Self-Treatment for Nausea
To treat nausea at home:
- Consume only light, plain foods, such as bread and crackers.
- Avoid any foods that have strong flavors, are very sweet, or are greasy or fried.
- Drink cold liquids.
- Avoid any activity after eating.
- Drink a cup of ginger tea.
- Eat smaller, more frequent meals.
Self-Treatment for Vomiting
- Drink a large amount of clear fluids to remain hydrated.
- Avoid solid foods of any kind until vomiting stops.
- Avoid using medications that may upset your stomach, such as nonsteroidal anti-inflammatory drugs, corticosteroids, and blood thinners (but clear this with your doctor first).
- Use an oral rehydrating solution to replace lost electrolytes.
Before prescribing medication, you doctor will ask questions about when the nausea and vomiting began and when it’s at its worst. They may also ask you about your eating habits and whether anything makes the vomiting and nausea better or worse.

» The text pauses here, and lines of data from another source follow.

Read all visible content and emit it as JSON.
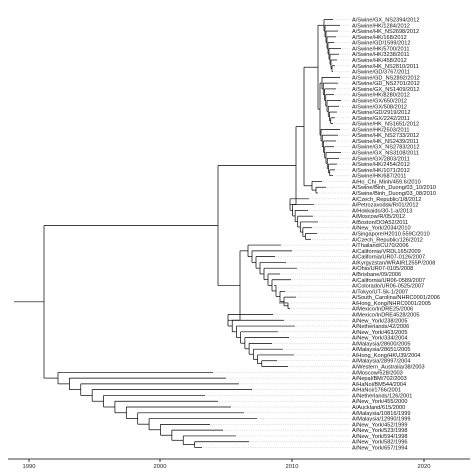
{
  "figure": {
    "type": "phylogenetic-tree",
    "colors": {
      "branch": "#000000",
      "guide_dots": "#9a9a9a",
      "axis": "#000000",
      "text": "#111111"
    },
    "axis": {
      "ticks": [
        "1990",
        "2000",
        "2010",
        "2020"
      ]
    },
    "leaves": [
      "A/Swine/GX_NS2394/2012",
      "A/Swine/HK/1284/2012",
      "A/Swine/HK_NS2698/2012",
      "A/Swine/HK/168/2012",
      "A/Swine/GD/1599/2012",
      "A/Swine/HK/5700/2011",
      "A/Swine/HK/3238/2011",
      "A/Swine/HK/458/2012",
      "A/Swine/HK_NS2810/2011",
      "A/Swine/GD/3767/2011",
      "A/Swine/GD_NS2892/2012",
      "A/Swine/GD_NS2701/2012",
      "A/Swine/GX_NS1409/2012",
      "A/Swine/HK/8280/2012",
      "A/Swine/GX/650/2012",
      "A/Swine/GX/508/2012",
      "A/Swine/GD/2919/2012",
      "A/Swine/GX/2242/2011",
      "A/Swine/HK_NS1651/2012",
      "A/Swine/HK/2503/2011",
      "A/Swine/HK_NS2733/2012",
      "A/Swine/HK_NS2439/2011",
      "A/Swine/GX_NS2783/2012",
      "A/Swine/GX_NS3108/2011",
      "A/Swine/GX/2803/2011",
      "A/Swine/HK/2454/2012",
      "A/Swine/HK/1071/2012",
      "A/Swine/HK/687/2011",
      "A/Ho_Chi_Minh/459.6/2010",
      "A/Swine/Binh_Duong/03_10/2010",
      "A/Swine/Binh_Duong/03_08/2010",
      "A/Czech_Republic/1/8/2012",
      "A/Petrozavodsk/R/01/2012",
      "A/Hokkaido/30-1-a/2013",
      "A/Moscow/R/05/2012",
      "A/Boston/DOA52/2011",
      "A/New_York/2034/2010",
      "A/Singapore/H2010.559C/2010",
      "A/Czech_Republic/126/2012",
      "A/Thailand/CU70/2006",
      "A/California/VRDL165/2009",
      "A/California/UR07-0126/2007",
      "A/Kyrgyzstan/WRAIR1255P/2008",
      "A/Ohio/UR07-0105/2008",
      "A/Brisbane/09/2006",
      "A/California/UR06-0589/2007",
      "A/Colorado/UR06-0525/2007",
      "A/Tokyo/UT-Sk-1/2007",
      "A/South_Carolina/NHRC0001/2006",
      "A/Hong_Kong/NHRC0001/2005",
      "A/Mexico/InDRE25/2006",
      "A/Mexico/InDRE4528/2005",
      "A/New_York/238/2005",
      "A/Netherlands/42/2006",
      "A/New_York/463/2005",
      "A/New_York/334/2004",
      "A/Malaysia/28600/2005",
      "A/Malaysia/28651/2005",
      "A/Hong_Kong/HKU39/2004",
      "A/Malaysia/28997/2004",
      "A/Western_Australia/38/2003",
      "A/Moscow/528/2003",
      "A/Nepal/BM/702/2003",
      "A/HaNoi/BM544/2004",
      "A/HaNoi/1766/2001",
      "A/Netherlands/126/2001",
      "A/New_York/455/2000",
      "A/Auckland/615/2000",
      "A/Malaysia/10816/1999",
      "A/Malaysia/12990/1999",
      "A/New_York/452/1999",
      "A/New_York/523/1998",
      "A/New_York/594/1998",
      "A/New_York/582/1996",
      "A/New_York/657/1994"
    ]
  }
}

A number of prescription medications can control nausea and vomiting, including medications you can use during pregnancy. These include promethazine (Phenergan), diphenhydramine (Benadryl), and trimethobenzamide (Tigan).
Part 5 of 6
Most nausea and vomiting will clear up on its own, unless you have an underlying chronic condition. However, persistent vomiting can cause dehydration and malnutrition. You may also find that your hair and nails become weak and brittle, and that constant vomiting decays your tooth enamel.
Part 6 of 6
You can avoid nausea by eating smaller meals throughout the day, eating slowly, and resting after eating. Some people find that avoiding certain food groups and spicy foods prevents nausea.
If you start to feel nauseated, eat plain crackers before getting up and try to consume a high protein food, such as cheese or lean meat, before you go to sleep.
If you’re vomiting, try to drink small amounts of a sugary liquid, such as a soda or fruit juice. Drinking ginger ale or eating ginger can help settle your stomach. Avoid acidic juices, such as orange juice. They may upset your stomach further.
Over-the-counter medications, such as meclizine (Bonine) and dimenhydrinate (Dramamine), can lessen the effects of motion sickness. Limit snacks during car rides and look straight out of a front window if you’re prone to motion sickness.